My first plot looks at changes in pregnancy desires since the start of the pandemic. Since pregnancy desire could be a fuction of age, I also want to look at this by age category so I will us a stacked bar graph. I removed all missing data.
# pregnancy desires by age categories
plot_preg_age <- IHME_data_clean %>%
drop_na(pregnancy_desire_change) %>% #dropping missing values
ggplot() +
aes(x = age_category, fill = pregnancy_desire_change) +
geom_bar(position = "fill") +
labs(title = "Have pregnancy desires changed since the start of the pandemic by age categories?",
x = "Age Categories",
y = "Proportion") +
scale_fill_manual(values = wes_palette("IsleofDogs1"))
plot_preg_age
I also want to look at change of contraceptive use and see if there are any differences by country-level income which I hypothesized cound influence access
#Contraceptive change, with facet wrap country income
plot_cont <- ggplot(IHME_data_clean) +
aes(x = contraceptive_change, fill = contraceptive_change) +
geom_bar() +
facet_wrap(vars(country_income)) +
labs(title = "Has contraceptive use changed since the start of the pandemic by country-level income?",
x = "Contraceptive Use Change",
y = "Count") +
theme(axis.text.x=element_blank(),
axis.ticks.x=element_blank()) +
scale_fill_manual(values = wes_palette("IsleofDogs1"))
plot_cont
Finally, I want to look at perceived safety and perceptions of alcohol use changes, over all. And will use bar graphs
#Safety change plot
plot_safety <- IHME_data_clean %>%
drop_na(safety_change) %>% #dropping missing values
ggplot() +
aes(x = safety_change, fill = safety_change) +
geom_bar() +
labs(title = "Perceived safety change, n=1,665",
x = "Perceived safety change",
y = "Count") +
scale_fill_manual(values = wes_palette("IsleofDogs1"))
plot_safety
plot_alcohol <- IHME_data_clean %>%
drop_na(partner_alcohol_change) %>% #dropping missing values
ggplot() +
aes(x = partner_alcohol_change, fill = partner_alcohol_change) +
geom_bar() +
labs(title = "Perceived partner alcohol use change, n=173",
x = "Perceived partner alcohol use change",
y = "Count") +
scale_fill_manual(values = wes_palette("IsleofDogs1"))
plot_alcohol
Summarize your research question and findings below.

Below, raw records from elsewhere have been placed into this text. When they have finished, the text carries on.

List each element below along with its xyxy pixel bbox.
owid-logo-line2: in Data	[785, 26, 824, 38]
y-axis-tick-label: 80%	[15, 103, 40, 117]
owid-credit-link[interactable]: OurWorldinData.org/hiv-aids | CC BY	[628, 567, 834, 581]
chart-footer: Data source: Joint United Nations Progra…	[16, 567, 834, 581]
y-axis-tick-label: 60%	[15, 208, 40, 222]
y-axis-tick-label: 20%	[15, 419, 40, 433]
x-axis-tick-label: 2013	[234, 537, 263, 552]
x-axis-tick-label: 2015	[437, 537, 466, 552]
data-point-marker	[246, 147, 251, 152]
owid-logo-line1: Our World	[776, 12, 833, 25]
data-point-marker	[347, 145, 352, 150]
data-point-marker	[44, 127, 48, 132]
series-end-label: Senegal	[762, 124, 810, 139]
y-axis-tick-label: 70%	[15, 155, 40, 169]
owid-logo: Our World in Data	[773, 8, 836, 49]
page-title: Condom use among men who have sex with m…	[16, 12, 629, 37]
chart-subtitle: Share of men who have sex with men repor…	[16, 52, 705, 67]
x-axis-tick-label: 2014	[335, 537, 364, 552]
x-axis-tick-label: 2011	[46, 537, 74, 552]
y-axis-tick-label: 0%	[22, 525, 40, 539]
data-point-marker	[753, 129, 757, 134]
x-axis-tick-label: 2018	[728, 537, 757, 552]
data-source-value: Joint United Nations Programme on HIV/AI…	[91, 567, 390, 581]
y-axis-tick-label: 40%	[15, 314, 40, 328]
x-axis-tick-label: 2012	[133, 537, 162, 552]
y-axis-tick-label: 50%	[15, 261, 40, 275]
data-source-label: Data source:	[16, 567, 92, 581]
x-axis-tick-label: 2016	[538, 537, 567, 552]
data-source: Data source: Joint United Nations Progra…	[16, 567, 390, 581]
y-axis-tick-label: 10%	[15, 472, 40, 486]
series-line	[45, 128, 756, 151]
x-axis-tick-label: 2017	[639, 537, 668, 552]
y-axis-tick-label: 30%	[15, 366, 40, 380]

Pregnancy desires did change since the begining of the pandemic and contraceptive use changes for some but was stable for most. For the entire sample, the largest groups were continued not using (38.06%) and continued the same method (29.31 %). This is compare the stopped using (15.33%) and started using (9.38%). When I look at contraceptive changes by country level income, more people in low income countries continuted to not use (19.2%) or continuted the same method (12.5%) than people in middle income (continued not using 8.3%; continued same 7.8%) and high income countries (continued not using 10.5%; continued same 9.1%). I expected more disruption of contraceptive access in low income countries than higher income, however, access is a challenge before the pandemic so it could be that access was not impacted specifically by the pandemic. Also, this is a small dataset and these data may not representative.
Pregnancy desires overall did change since the start of the pandemic. In the full sample, the largest groups were “now undecided” (37.55%) and “wants to delay having a child” (22.45%). These shifts (undecided and delay pregnancy) were greater in lower income countries than middle and high income country and also higher in younger vs older respondents. This is consistent with what I expected. However, there is a lot of missing data which is a major limitation of this analysis. It would be useful to consider how much contraceptive use and pregnancy desires shift absent a pandemic.
Are your findings what you expected? Why or Why not?
As expected I did find some changes in pregancy desires. I also saw some shifts in contraceptive use but they were mostly stable. I believe there are several reasons why it’s a bit of a messy picture. Desires and contraceptive use likely shift anyway and there are many confounding factors (age, income, education, etc); I did not attept to control for any of that. Also, there was a lot of missing data and this survey was not designed to be a representative sample.